Appliances are a major factor in indoor safety. Space heaters are responsible for over 55,000 fires each year in the U.S., including hundreds of deaths and thousands of injuries, over half the time occurring in the winter months of December, January, and February. It is expected that nationwide insurances pay more than $48 million in space heater claims, with an average claim of $40,000. So, here’s how you can better prepare and proceed cautiously:
- Any appliances in need of repair should not be used until able to be repaired and tested, replaced, and/or brought up to safety standards.
- Always turn off the appliance before unplugging or removing it from the space.

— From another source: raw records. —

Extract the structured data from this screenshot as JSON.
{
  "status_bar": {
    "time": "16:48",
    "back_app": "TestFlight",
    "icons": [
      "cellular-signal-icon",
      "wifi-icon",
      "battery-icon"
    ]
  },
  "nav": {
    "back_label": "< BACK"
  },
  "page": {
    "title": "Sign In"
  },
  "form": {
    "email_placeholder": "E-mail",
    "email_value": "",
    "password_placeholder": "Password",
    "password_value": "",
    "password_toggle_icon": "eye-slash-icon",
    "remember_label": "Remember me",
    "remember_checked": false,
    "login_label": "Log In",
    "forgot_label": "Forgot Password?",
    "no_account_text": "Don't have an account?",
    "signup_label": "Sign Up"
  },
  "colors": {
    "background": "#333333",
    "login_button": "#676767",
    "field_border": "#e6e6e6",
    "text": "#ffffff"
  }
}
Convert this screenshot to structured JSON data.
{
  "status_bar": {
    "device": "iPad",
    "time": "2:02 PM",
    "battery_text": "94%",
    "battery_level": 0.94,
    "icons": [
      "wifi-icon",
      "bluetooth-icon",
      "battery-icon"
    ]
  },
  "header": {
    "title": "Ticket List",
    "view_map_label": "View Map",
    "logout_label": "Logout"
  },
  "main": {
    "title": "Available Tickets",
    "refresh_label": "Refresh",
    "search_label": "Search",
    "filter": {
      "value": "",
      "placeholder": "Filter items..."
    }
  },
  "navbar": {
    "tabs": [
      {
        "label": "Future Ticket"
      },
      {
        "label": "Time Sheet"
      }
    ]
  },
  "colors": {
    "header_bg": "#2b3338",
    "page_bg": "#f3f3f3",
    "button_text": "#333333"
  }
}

- For space heaters or appliances that get hot during use, turn off and wait until the object is cooled enough to the touch before unplugging and moving.
- Leave all hot appliances on a level surface with any flammable objects at least 3-4 feet away.
- All appliances should be plugged directly into an outlet; extension cords should be avoided, as they can cause circuit sparks or electrical damage.
- Never leave space heaters and appliances on and unattended. If you are leaving the room, turn off the appliance first. Space heaters sap a lot of electricity during use and can overload the circuits and potentially cause a shock hazard, power outage, carbon monoxide poisoning, or a fire.
- Be aware of children or pets near an appliance or space heater as they can easily get burned or knock over the object. Do not leave children or pets alone with a space heater or heated appliance.
- To prevent electrical shocks and hazardous occurrences, avoid using space heaters and other appliances in rooms with the build-up of moisture and frequent spills such as bathrooms and kitchens.
We all love the warm glow of the fireplace, roasting marshmallows and being cozy after a day in the chilly air. Did you know fireplaces can also be a hazard? In 2020, U.S. house fires caused over $21 billion of property loss, with an average of almost 3,000 deaths every year. Smoke inhalation alone is the leading cause of death or severe injury in most fire cases. It’s absolutely a priority when maintaining a fireplace to know the ins and outs of safety. Once you have the know-how, you can share your insight with family, friends, and children.
- Before building your first fire, ensure that your chimney has recently undergone an inspection by a professional.
- Check and clear any debris or ash in the fireplace.
- Be sure to install smoke and carbon monoxide detectors in your home. If you have them installed, a battery test is a smart move before starting a fire.
- Clear the area surrounding the fireplace of any loose materials or flammable objects.
Okay, let’s start that cozy fire!
- When you begin to build the fire, use smaller pieces of wood on the grate so that less smoke will occur, and it will burn faster. As it burns, use small- to medium-sized wood pieces.
- Only use dry, well-aged wood. If it’s greenwood, wet wood, or very large, it contributes to the build-up of soot and produces more smoke.
- Keep a window cracked while burning your fire.
- Safety screens are a great way to keep your kids safe while burning a fire, but always watch out for them and teach them to stay at a safe distance. Never leave children or pets alone near a fireplace.
- Keep tools and equipment for your fireplace out of reach of children and pets. This can include fire pokers, lighters, matches, ash buckets, etc.
- Have a working fire extinguisher on hand.
- Do not leave a fire going in a fireplace unattended. If you leave or plan to go to bed, be sure it is completely put out first.
We appreciate a warm and comforting fire and the knowledge that comes with staying safe. Should burns or accidents happen, act fast and remain calm. Being prepared can make a huge difference!
Where we live is a sacred space. It’s the place we find our sense of calm, our center of gravity, and where we have memories or people we love. A home can be anywhere, but not just anywhere can be our home. Protecting this—making it into somewhere you can feel safe, secure, and unburdened, is the most important task we are given from the moment we first step over the threshold and every day thereafter. We can only ever do our best. So, let’s make that standard as high as possible and create a home that we’re proud to call safe.